The new asteroid is the first discovery by the Near-Earth Object Wide-field Infrared Survey Explorer (NEOWISE) since the spacecraft came out of hibernation last year.
The rock, named 2013 YP139, is approximately 27 million miles away from Earth and is estimated to be 0.4 miles in diameter. It’s infrared signature suggests the asteroid is extremely dark, like a piece of coal.
It has also been classified as a potentially hazardous near Earth object as its orbit suggests it could pose a risk. Nasa believes that the impact of an asteroid any larger than half a mile in diameter could have “worldwide effects”.
The Chelyabinsk meteor which entered Earth’s atmosphere over Russia last year and injured 1,500 people was only 55-65 feet in size.
The 2013 YP139 circles the sun in an elliptical orbit that is tilted to the plane of our solar system.
It is possible that its orbit will bring it as close as 300,000 miles from Earth, slightly more than the distance to the moon.
NEOWISE’s role is to assist NASA’s efforts to identify potentially hazardous near-Earth objects (NEOs).
The spacecraft will also help in characterising previously detected asteroids that may now be considered potential targets for future exploration missions.
During its primary mission, which was to scan the entire sky in infrared light, the spacecraft discovered more than 34,000 asteroids in 2010 and early 2011.

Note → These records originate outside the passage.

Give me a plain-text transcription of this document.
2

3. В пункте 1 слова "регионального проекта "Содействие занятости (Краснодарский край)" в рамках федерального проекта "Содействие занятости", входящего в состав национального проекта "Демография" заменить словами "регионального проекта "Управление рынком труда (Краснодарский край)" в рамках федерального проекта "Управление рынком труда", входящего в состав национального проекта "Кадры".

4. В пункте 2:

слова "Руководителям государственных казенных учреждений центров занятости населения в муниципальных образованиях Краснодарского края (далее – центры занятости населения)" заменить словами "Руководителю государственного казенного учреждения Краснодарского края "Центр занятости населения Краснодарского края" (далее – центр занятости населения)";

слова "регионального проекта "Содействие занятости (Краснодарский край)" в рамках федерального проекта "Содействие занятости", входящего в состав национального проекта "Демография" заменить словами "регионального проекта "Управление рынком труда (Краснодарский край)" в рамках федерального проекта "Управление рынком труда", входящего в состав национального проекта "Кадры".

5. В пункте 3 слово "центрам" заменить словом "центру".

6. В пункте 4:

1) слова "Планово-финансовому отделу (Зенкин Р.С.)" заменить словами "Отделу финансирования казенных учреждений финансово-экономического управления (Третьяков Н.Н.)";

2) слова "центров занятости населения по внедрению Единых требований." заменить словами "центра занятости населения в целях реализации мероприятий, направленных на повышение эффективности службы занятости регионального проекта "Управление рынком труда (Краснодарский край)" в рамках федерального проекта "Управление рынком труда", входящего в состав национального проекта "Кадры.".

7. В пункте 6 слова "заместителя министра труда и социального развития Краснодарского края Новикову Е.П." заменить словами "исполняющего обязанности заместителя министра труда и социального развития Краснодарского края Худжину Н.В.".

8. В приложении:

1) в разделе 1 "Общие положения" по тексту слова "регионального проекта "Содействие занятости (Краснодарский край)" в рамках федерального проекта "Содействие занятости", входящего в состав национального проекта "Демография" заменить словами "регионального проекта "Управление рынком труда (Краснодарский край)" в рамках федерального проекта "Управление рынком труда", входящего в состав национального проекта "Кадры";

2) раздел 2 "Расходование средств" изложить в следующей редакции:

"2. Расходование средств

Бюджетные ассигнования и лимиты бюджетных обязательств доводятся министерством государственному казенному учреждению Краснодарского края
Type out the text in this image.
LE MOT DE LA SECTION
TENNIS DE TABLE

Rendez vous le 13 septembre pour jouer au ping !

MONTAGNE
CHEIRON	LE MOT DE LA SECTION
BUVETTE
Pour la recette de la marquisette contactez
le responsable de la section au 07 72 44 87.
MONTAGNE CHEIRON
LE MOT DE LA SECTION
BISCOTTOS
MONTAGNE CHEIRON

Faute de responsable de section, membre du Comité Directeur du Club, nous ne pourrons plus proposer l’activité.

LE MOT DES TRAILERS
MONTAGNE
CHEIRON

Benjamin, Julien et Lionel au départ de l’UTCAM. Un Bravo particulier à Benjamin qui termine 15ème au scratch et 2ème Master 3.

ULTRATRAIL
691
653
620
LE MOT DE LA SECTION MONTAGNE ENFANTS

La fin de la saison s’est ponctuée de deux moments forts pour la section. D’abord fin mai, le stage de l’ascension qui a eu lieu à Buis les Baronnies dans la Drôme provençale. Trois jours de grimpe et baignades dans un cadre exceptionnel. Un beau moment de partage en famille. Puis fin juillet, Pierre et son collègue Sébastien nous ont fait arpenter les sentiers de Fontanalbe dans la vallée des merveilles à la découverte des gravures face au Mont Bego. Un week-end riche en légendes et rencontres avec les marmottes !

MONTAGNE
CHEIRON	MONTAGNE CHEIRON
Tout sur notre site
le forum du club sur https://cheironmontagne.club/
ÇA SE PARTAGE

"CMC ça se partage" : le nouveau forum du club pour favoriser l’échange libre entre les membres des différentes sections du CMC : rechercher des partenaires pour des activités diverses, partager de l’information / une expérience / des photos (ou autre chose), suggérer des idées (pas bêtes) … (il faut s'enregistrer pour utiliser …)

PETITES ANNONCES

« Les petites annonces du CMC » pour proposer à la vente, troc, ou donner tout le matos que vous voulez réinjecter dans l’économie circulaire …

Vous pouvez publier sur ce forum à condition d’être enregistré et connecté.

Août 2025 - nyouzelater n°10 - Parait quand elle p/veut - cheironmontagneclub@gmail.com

It was then placed into hibernation for 31 months after it had completed its primary mission.
Last year it was reactivated to search specifically for near Earth objects.
Some of the objects about which NEOWISE will be collecting data could become candidates for Nasa’s asteroid initiative, which will be the first mission to identify, capture and relocate an asteroid for astronauts to explore.
Nasa hopes that it will help protect Earth and help achieve their goal of sending humans to an asteroid by 2025.
The observations made by NEOWISE will be sent to the clearing house for solar system bodies to determine the orbit of each asteroid and comet if the object is not known.
Amy Mainzer, the mission’s principal investigator said: “We are delighted to get back to finding and characterising asteroids and comets, especially those that come into Earth’s neighbourhood,”
“With our infrared sensors that detect heat, we can learn about their sizes and reflectiveness.”